Methods: From 1990 to 1999, 50 patients (32 men, 64.07%; 18 women, 36.0%; mean age 57.4 y +/- 11.1) underwent operation for ascending aortic dissection. Surgical strategies included aortic root replacement with a composite graft (21/50; 42.0%), valve replacement with supracoronary ascending aortic graft (3/50, 6%), and valve preservation or repair (26/50; 52.0%).
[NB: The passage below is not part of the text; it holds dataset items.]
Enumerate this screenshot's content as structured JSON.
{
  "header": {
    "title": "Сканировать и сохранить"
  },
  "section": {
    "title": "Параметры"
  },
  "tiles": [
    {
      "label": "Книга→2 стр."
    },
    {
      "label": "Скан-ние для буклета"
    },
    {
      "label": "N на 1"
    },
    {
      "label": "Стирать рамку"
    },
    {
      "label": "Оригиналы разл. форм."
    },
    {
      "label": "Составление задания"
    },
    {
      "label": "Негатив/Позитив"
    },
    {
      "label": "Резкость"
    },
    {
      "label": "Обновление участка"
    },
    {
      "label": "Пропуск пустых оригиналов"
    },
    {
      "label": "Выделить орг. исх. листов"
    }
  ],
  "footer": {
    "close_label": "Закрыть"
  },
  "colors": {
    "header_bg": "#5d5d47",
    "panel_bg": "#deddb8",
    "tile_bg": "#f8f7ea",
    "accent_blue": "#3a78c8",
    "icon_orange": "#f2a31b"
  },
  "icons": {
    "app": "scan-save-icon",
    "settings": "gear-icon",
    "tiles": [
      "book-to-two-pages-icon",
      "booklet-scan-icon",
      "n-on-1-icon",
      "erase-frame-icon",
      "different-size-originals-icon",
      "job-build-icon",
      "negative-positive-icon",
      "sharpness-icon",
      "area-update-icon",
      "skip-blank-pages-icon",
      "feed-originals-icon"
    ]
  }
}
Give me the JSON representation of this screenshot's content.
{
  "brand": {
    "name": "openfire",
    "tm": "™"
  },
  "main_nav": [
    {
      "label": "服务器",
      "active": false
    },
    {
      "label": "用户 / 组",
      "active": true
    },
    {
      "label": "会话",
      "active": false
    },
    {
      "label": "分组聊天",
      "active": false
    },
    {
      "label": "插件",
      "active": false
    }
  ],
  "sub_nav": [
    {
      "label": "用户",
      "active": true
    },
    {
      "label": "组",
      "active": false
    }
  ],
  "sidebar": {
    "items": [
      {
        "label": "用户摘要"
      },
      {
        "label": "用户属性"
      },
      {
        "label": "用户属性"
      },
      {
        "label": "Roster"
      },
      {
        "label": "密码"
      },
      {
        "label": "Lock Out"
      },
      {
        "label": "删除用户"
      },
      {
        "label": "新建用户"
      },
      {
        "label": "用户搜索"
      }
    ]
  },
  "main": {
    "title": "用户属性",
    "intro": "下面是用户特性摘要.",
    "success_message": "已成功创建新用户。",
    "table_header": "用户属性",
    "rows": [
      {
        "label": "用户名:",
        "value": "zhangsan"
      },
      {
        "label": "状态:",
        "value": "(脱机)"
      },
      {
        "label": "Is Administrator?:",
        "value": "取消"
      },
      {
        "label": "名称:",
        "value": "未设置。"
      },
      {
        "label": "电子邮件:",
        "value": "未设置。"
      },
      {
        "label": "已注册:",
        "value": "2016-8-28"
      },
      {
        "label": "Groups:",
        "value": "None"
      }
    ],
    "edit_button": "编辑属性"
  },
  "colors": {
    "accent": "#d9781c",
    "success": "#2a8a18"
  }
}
Results: Overall hospital mortality rate was 18.0%. Follow-up was completed for 47 patients (94.0%) and ranged from 1 month to 10.5 years (mean 28.8 months). Actuarial survival for patients discharged from the hospital was 84% at 1 year, 75% at 5 years, and 66% at 10 years. There was no significant difference between the various procedures regarding mortality, neurological complications, long term survival and proximal re-operations. The ascending aorta alone was replaced in 8/50 patients (16%), ascending and hemiarch in 30/50 patients (60%) and arch and proximal descending aorta in 12/50 patients (24%) Hospital mortality (11.5, 20.0 and 16.7% respectively; p > 0.05) and 5- and 10-year survival (p > 0.05) were not statistically dependent on the extension of the resection distally. Residual distal dissection was not associated with a decrease in late survival. With regard to emergency surgery (36/50) there was no significant difference in hospital mortality (p > 0.05) and 5 year survival (p > 0.05) between those who had undergone coronary angiography (19/36; 52.8%) on the day of surgery with those who had not (17/36; 47.2%).

Conclusions: Preservation or repair of the aortic valve can be recommended in the majority of patients with type A dissection. Distal extension of the resection does not increase surgical risk. Residual distal dissection does not decrease late survival. Preoperative coronary angiography may not affect survival in patients undergoing emergency surgery.